You read that right.  Grey Poupon, the maker of Dijon mustard, wants to be a maker of fine wine as well.  Described as “bright hints of spice and pronounced citrus” and “floral characteristics”, a bottle of Grey Poupon white “pairs ideally with charcuterie boards and sandwiches”.  Of course it does, because there’s an infusion of crushed mustard seeds in every glass.

Mustard-flavored wine.  Sounds like sour grapes, doesn’t it?  Mustard wine sounds as appealing as the scoop of Goat Cheese Beet Swirl ice cream I can get right up the road in Denver.  And if you think the name on the Grey Poupon bottle sounds fancy – La Moutarde Vin – think again.  Translation: mustard wine.

I don’t expect to stock my wine cellar with bottles of La Moutarde Vin (once I have a wine cellar, that is) but I do stock my frig with mustard.  Despite endless baloney-and-mustard-on-white sandwiches in my grade school days, I bounced back as an adult and reembraced mustard.  The yellowest of condiments is delicious in potato salad.  It’s ideal on bratwurst or a hot dog.  And mustard wins out over mayonnaise any day on a ham-and-cheese.

For all the attention ketchup gets (for some reason Batman and Robin come to mind here), mustard has been around longer and comes in more varieties.  In typical fashion, Americans first flocked to its most basic version, “yellow mustard”, before maturing to the spicy brown varieties of Europe.  Mustard was created in Dijon (France) in the 1800s.  Anyone who knows the taste of Dijon knows it’s a wholly different animal than the yellow.  Why so different?  Dijon mustard is made with white wine.  And there’s the role reversal in a nutshell.  Now we have white wine made with Dijon mustard.

[Trivia break: A popular brand of mustard in America is French’s.  Where in France did it come from?  No, no, no, back up the truck.  It’s just yellow mustard.  It has nothing to do with France. But it has everything to do with the guy who invented it: Robert Timothy French.]

We Americans adore mustard so much we built a shrine in its honor.  The National Mustard Museum in Middleton, WI proudly boasts the world’s largest collection of mustards and mustard memorabilia.  I have no plans to visit, but I do wonder if they’ve added a bottle of La Moutarde Vin to their display.

As long as I’m grappling with American vs.
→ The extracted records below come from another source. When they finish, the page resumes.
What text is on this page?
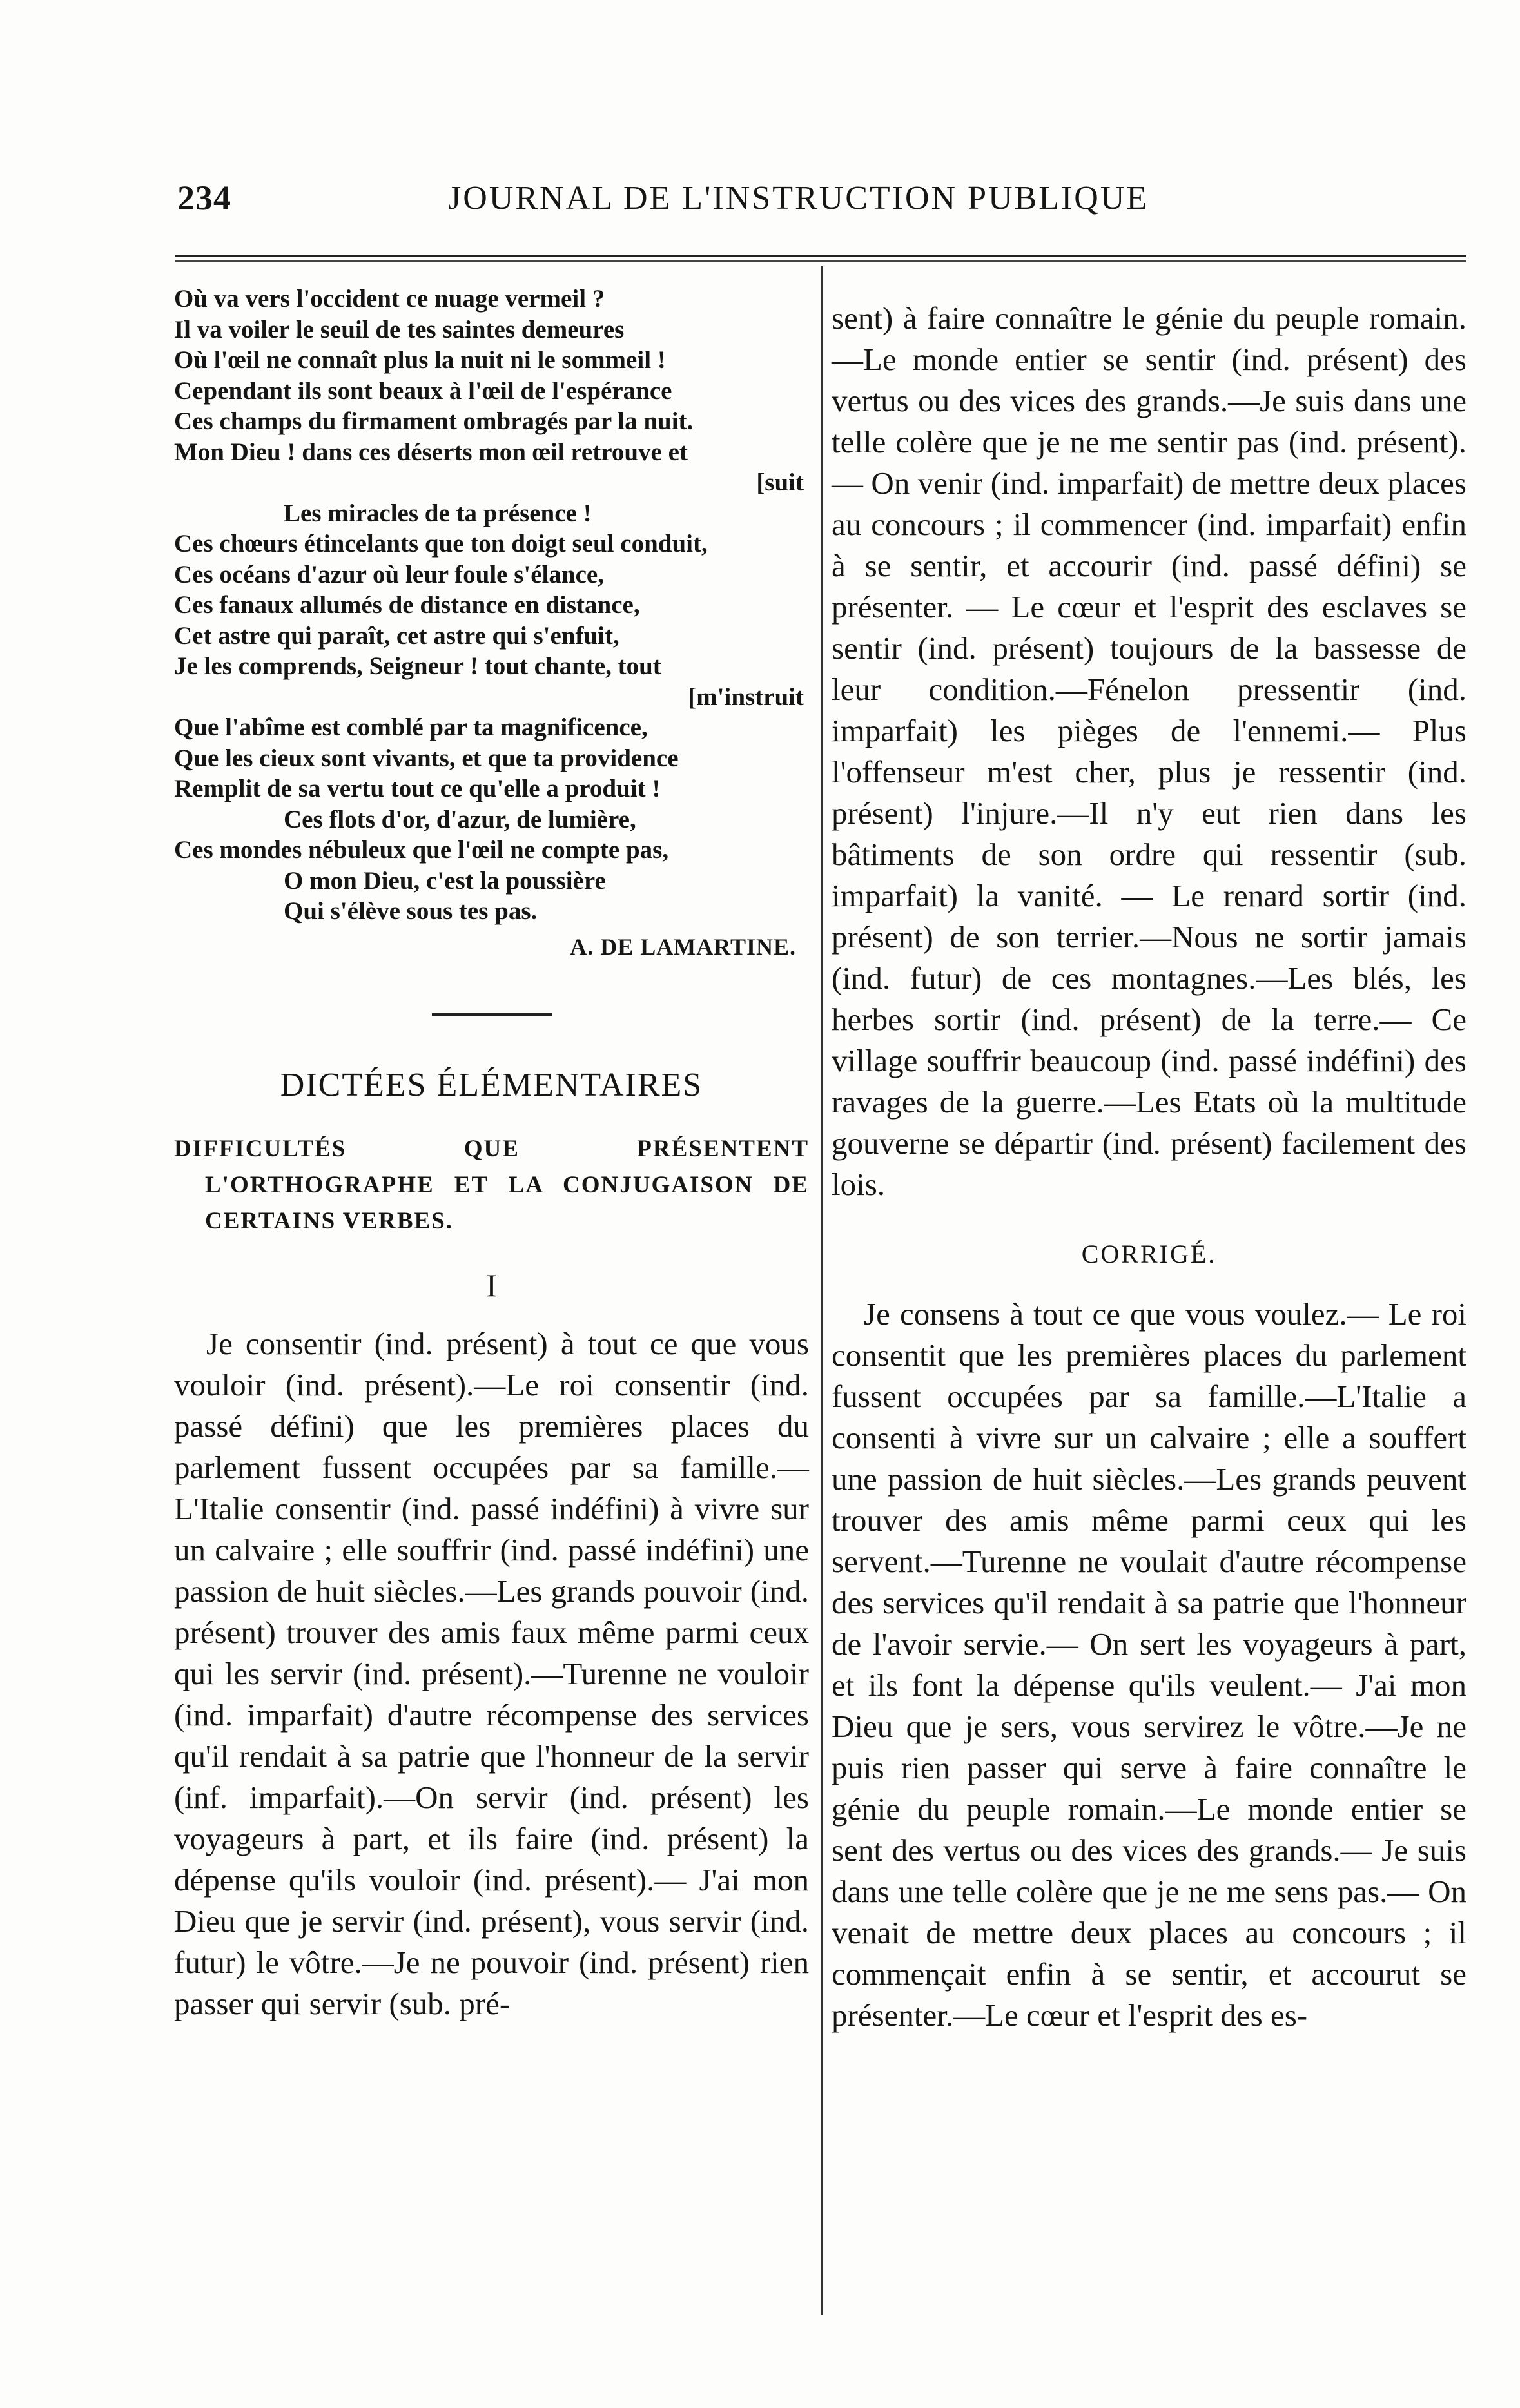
234	JOURNAL DE L'INSTRUCTION PUBLIQUE
Où va vers l'occident ce nuage vermeil ?
Il va voiler le seuil de tes saintes demeures
Où l'œil ne connaît plus la nuit ni le sommeil !
Cependant ils sont beaux à l'œil de l'espérance
Ces champs du firmament ombragés par la nuit.
Mon Dieu ! dans ces déserts mon œil retrouve et
[suit
Les miracles de ta présence !
Ces chœurs étincelants que ton doigt seul conduit,
Ces océans d'azur où leur foule s'élance,
Ces fanaux allumés de distance en distance,
Cet astre qui paraît, cet astre qui s'enfuit,
Je les comprends, Seigneur ! tout chante, tout
[m'instruit
Que l'abîme est comblé par ta magnificence,
Que les cieux sont vivants, et que ta providence
Remplit de sa vertu tout ce qu'elle a produit !
Ces flots d'or, d'azur, de lumière,
Ces mondes nébuleux que l'œil ne compte pas,
O mon Dieu, c'est la poussière
Qui s'élève sous tes pas.
A. DE LAMARTINE.
DICTÉES ÉLÉMENTAIRES
DIFFICULTÉS QUE PRÉSENTENT L'ORTHOGRAPHE ET LA CONJUGAISON DE CERTAINS VERBES.
I

Je consentir (ind. présent) à tout ce que vous vouloir (ind. présent).—Le roi consentir (ind. passé défini) que les premières places du parlement fussent occupées par sa famille.—L'Italie consentir (ind. passé indéfini) à vivre sur un calvaire ; elle souffrir (ind. passé indéfini) une passion de huit siècles.—Les grands pouvoir (ind. présent) trouver des amis faux même parmi ceux qui les servir (ind. présent).—Turenne ne vouloir (ind. imparfait) d'autre récompense des services qu'il rendait à sa patrie que l'honneur de la servir (inf. imparfait).—On servir (ind. présent) les voyageurs à part, et ils faire (ind. présent) la dépense qu'ils vouloir (ind. présent).— J'ai mon Dieu que je servir (ind. présent), vous servir (ind. futur) le vôtre.—Je ne pouvoir (ind. présent) rien passer qui servir (sub. pré-

sent) à faire connaître le génie du peuple romain.—Le monde entier se sentir (ind. présent) des vertus ou des vices des grands.—Je suis dans une telle colère que je ne me sentir pas (ind. présent).— On venir (ind. imparfait) de mettre deux places au concours ; il commencer (ind. imparfait) enfin à se sentir, et accourir (ind. passé défini) se présenter. — Le cœur et l'esprit des esclaves se sentir (ind. présent) toujours de la bassesse de leur condition.—Fénelon pressentir (ind. imparfait) les pièges de l'ennemi.— Plus l'offenseur m'est cher, plus je ressentir (ind. présent) l'injure.—Il n'y eut rien dans les bâtiments de son ordre qui ressentir (sub. imparfait) la vanité. — Le renard sortir (ind. présent) de son terrier.—Nous ne sortir jamais (ind. futur) de ces montagnes.—Les blés, les herbes sortir (ind. présent) de la terre.— Ce village souffrir beaucoup (ind. passé indéfini) des ravages de la guerre.—Les Etats où la multitude gouverne se départir (ind. présent) facilement des lois.

CORRIGÉ.

Je consens à tout ce que vous voulez.— Le roi consentit que les premières places du parlement fussent occupées par sa famille.—L'Italie a consenti à vivre sur un calvaire ; elle a souffert une passion de huit siècles.—Les grands peuvent trouver des amis même parmi ceux qui les servent.—Turenne ne voulait d'autre récompense des services qu'il rendait à sa patrie que l'honneur de l'avoir servie.— On sert les voyageurs à part, et ils font la dépense qu'ils veulent.— J'ai mon Dieu que je sers, vous servirez le vôtre.—Je ne puis rien passer qui serve à faire connaître le génie du peuple romain.—Le monde entier se sent des vertus ou des vices des grands.— Je suis dans une telle colère que je ne me sens pas.— On venait de mettre deux places au concours ; il commençait enfin à se sentir, et accourut se présenter.—Le cœur et l'esprit des es-
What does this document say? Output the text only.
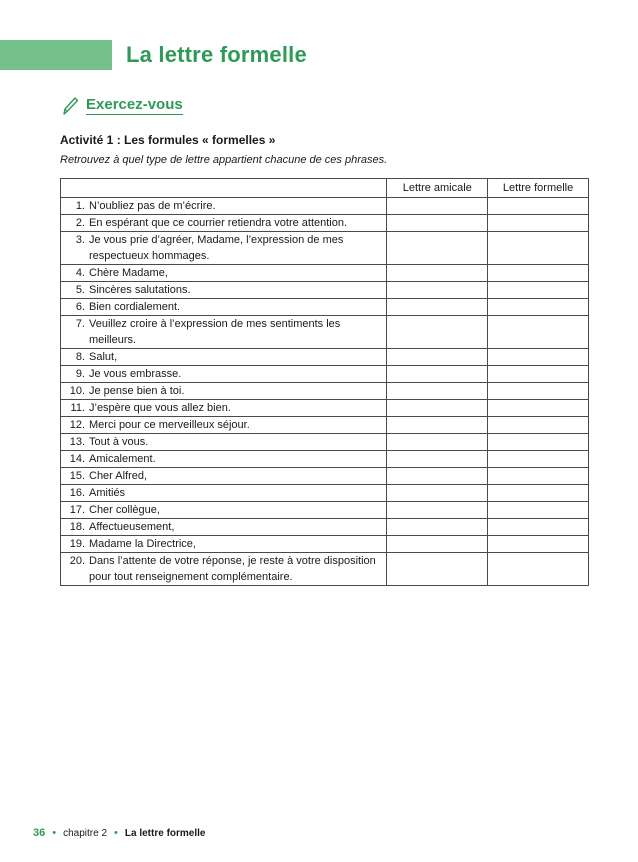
La lettre formelle
Exercez-vous
Activité 1 : Les formules « formelles »
Retrouvez à quel type de lettre appartient chacune de ces phrases.
	Lettre amicale	Lettre formelle

1. N’oubliez pas de m’écrire.		

2. En espérant que ce courrier retiendra votre attention.		

3. Je vous prie d’agréer, Madame, l’expression de mes respectueux hommages.		

4. Chère Madame,		

5. Sincères salutations.		

6. Bien cordialement.		

7. Veuillez croire à l’expression de mes sentiments les meilleurs.		

8. Salut,		

9. Je vous embrasse.		

10. Je pense bien à toi.		

11. J’espère que vous allez bien.		

12. Merci pour ce merveilleux séjour.		

13. Tout à vous.		

14. Amicalement.		

15. Cher Alfred,		

16. Amitiés		

17. Cher collègue,		

18. Affectueusement,		

19. Madame la Directrice,		

20. Dans l’attente de votre réponse, je reste à votre disposition pour tout renseignement complémentaire.		

36 • chapitre 2 • La lettre formelle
Dijon or mild vs. spicy, let’s address another challenge with mustard.  It’s a branded color, as in mustard yellow.  Sure, I get it – the yellow evokes the bright blooms of mustard plants.  You’ll even find mustard yellow in a box of Crayola crayons.  But what if you’re a kid in France?  How does a French mom explain to her kid why his mustard yellow crayon looks like bright sunshine instead of Grey Poupon?

Grey Poupon’s La Moutarde Vin is a limited-edition product, sort of a “cheers” to the wine used in the mustard.  At $30 a bottle, it’s reaching the high end of what I typically spend on wine.  But with every bottle you also get a free jar of Grey Poupon.  Okay, so maybe I have a taste for mustard wine after all.

Some content sourced from the CNN Business article, “Grey Poupon wine now exists”, and Wikipedia, “the free encyclopedia”.